From 'the way we've always done this' to 'you know what you could do?'

Why and how does change happen? How do we innovate, lead, experiment and grow to create a better future?‍ What compels us to remain stuck, fixed, unyielding?

Right now, we're in a remarkable time. Just as we're remarking on it now, so too will people in the future.

Just about everyone in the world has experienced unprecedented disruption, upheaval and challenge in the last 8 months. Our daily lives, our work, our livelihoods have been transformed.

Everyone working in and around large ensembles has had the rug pulled out from under them. No concerts. No rehearsals. Distanced. Online. Hybrid. On again. Off again. We've had to adapt quickly in the face of crisis. Like everything, some have done it better than others.

Change isn't easy.

It's messy.

There's lots of experimentation and failure. And if you've been leading an ensemble through this pandemic, and you've tried to do something better, then odds are you've failed publicly, in front of the people you seek to serve. Your ensemble, your colleagues, or even your audience.

And it probably sucked for you. A lot.

Because in classical music, we're mostly trained to never fail publicly. Perfection or death. Getting it right is the ultimate accomplishment.

And so we sit in our practice rooms or with our scores and our focus narrows. Away from ourselves - our musical intuition, our creativity, our ideas. Away from the audience and ensemble in front of us. Away from people.

Our focus narrows to a piece of paper. Some dots.

In our desperate search for precision, we lose our humanity. And the humanness of the music we're gifted to share with others.

We're human. Flawed. Imperfect. All of us.

We're also unique.
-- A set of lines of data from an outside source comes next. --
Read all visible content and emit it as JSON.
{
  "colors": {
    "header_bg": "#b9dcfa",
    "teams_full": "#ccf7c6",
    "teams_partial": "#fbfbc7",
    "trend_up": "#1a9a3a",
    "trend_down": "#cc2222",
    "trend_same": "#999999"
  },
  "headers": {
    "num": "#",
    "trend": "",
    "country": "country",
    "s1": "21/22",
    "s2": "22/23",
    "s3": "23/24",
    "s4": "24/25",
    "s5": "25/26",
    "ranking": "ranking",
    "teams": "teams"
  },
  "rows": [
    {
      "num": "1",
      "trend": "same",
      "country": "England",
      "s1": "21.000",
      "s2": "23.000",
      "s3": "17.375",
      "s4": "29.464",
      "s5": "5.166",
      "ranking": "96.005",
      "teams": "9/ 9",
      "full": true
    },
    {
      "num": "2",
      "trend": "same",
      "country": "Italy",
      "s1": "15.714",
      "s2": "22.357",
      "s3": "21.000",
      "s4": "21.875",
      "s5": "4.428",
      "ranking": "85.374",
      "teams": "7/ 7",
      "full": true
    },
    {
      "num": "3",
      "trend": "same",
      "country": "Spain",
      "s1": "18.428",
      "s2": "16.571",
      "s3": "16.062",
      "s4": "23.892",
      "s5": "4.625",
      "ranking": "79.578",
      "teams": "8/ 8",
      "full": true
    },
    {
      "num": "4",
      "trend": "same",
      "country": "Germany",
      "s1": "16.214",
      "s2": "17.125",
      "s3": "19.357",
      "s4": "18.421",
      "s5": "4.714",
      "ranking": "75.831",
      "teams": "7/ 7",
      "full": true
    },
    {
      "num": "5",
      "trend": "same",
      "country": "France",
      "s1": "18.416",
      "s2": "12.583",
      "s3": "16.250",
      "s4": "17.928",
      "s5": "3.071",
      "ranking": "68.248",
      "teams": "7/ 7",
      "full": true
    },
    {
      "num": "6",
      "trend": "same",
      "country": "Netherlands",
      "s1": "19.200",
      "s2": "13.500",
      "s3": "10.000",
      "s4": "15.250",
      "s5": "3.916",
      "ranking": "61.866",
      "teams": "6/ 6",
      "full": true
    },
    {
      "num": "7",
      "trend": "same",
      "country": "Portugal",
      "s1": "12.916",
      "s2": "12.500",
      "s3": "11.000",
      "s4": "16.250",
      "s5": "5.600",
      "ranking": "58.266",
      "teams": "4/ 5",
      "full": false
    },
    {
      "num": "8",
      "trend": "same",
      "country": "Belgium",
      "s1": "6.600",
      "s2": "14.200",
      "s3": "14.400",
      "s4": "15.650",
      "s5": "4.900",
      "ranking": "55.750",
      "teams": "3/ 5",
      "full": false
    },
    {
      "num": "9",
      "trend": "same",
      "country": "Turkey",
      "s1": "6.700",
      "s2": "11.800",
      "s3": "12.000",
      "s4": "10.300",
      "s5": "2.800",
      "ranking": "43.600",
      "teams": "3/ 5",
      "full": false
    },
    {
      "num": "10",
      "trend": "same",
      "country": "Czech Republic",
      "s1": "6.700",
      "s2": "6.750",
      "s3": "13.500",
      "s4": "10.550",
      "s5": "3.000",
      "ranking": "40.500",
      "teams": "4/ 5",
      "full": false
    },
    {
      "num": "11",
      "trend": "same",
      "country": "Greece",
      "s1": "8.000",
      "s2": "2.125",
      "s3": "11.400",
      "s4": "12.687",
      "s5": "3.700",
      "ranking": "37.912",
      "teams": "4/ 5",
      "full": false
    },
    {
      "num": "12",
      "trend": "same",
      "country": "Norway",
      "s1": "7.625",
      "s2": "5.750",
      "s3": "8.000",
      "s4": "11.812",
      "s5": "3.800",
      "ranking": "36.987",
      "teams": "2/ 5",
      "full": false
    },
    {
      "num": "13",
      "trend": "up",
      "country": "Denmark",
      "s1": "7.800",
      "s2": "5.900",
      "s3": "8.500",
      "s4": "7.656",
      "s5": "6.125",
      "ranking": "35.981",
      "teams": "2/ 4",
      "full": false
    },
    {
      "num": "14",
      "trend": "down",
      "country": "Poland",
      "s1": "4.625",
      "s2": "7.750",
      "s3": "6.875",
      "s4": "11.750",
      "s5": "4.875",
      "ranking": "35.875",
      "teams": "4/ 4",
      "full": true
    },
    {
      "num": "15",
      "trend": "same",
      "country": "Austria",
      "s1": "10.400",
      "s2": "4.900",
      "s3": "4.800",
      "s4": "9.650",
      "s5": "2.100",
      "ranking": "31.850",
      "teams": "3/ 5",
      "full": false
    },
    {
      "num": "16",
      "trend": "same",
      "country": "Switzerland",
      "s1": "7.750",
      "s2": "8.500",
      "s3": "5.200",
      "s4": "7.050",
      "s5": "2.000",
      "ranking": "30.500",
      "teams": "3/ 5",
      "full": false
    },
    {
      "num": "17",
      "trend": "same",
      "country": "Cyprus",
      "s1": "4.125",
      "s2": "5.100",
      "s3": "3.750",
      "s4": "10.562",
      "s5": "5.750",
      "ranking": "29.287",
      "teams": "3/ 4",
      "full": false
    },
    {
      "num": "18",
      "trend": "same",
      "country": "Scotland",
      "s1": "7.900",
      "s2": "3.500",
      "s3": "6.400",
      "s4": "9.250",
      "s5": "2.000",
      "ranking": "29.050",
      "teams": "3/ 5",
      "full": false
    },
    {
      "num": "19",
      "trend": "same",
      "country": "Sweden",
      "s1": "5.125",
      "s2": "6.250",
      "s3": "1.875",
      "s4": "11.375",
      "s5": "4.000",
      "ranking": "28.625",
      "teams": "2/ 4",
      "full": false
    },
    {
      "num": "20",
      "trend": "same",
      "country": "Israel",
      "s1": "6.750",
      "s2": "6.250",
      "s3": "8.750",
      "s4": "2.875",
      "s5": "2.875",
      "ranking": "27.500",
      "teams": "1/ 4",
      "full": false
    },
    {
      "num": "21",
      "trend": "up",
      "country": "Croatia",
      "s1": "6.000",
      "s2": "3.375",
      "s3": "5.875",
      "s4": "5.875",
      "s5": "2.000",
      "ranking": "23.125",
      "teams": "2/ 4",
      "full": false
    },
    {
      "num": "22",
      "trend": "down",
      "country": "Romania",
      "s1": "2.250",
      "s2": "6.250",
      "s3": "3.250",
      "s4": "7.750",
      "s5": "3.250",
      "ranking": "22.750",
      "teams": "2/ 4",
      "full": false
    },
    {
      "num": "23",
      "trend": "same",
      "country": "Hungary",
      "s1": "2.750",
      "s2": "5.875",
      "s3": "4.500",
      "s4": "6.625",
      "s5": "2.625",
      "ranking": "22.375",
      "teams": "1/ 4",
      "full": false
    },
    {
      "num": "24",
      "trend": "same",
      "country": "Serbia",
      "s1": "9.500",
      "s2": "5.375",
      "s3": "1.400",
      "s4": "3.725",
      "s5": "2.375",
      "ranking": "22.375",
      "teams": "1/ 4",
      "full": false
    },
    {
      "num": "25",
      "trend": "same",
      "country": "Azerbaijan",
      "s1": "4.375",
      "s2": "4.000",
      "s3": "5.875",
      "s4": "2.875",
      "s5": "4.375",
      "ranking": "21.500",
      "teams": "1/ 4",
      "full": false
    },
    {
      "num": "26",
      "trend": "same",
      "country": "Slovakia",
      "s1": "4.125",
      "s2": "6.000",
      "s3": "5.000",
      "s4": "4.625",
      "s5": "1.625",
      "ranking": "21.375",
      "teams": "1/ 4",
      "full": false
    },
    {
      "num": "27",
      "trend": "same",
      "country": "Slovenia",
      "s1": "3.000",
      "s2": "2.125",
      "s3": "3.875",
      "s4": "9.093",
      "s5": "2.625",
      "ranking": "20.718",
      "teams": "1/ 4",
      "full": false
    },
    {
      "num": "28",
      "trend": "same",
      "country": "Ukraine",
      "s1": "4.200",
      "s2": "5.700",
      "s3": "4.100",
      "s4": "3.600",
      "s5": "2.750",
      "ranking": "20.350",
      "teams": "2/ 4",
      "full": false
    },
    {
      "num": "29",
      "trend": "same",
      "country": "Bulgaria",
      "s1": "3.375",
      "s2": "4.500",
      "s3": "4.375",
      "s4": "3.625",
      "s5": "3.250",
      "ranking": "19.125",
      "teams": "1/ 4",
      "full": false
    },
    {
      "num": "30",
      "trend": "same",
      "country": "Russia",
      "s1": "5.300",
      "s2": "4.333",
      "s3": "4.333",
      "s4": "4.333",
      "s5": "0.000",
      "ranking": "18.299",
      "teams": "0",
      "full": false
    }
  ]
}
With a point of view to share, and a voice to be heard.

Now is the time for all of us to pause and ask:

What compels us to remain stuck, fixed, unyielding?

A fear of getting it wrong. A fear of being different. Of breaking convention. An obsession with an impossible perfection. A need to follow the rules. The perceived safety of compliance.

Why and how does change happen? How do we innovate, lead, experiment and grow to create a better future?

By showing up with courage in the face of fear. By bravely trying new things without a guarantee they'll work. Leading by example to show those around us we can choose change and learning over fear and stasis.

By holding space for those around us to do the same - without us trying to fix them, or constrain them by what's gone before.

By lifting up those around us who are bravely challenging 'the way we've always done things' with 'you know what we could do?!'

As we slowly work out what 'COVID-normal' means for music the world over, we need to look back at the last year. We proved we could change. We could pivot. We could re-iterate. It's possible.

And it's possible to keep doing it and keep moving forward.

If we choose to.

Today I was inspired to write by composer William Bolcom's 2013 blog post The Future of the Orchestra - how one aspect of this institution has been stuck since the 1910s and the stifling downstream effects it's had on composers and music today. If you'd like to laugh at the joyous ingenuity that springs from 'You know what you could do?' thinking, watch Bolcom and his wife, Joan Morris, performing Threepenny Things.

And by a conversation I overheard this week. "In 1799 at the Paris Conservatoire, they we're arguing against the model of students only learning 6 pieces a year, in favor of a broader education"...and yet here we are in 2020. Two hundred and twenty one years later. How many pieces do our students learn each year? Why? What is the value of this (maybe deep, but usually superficial) narrow education?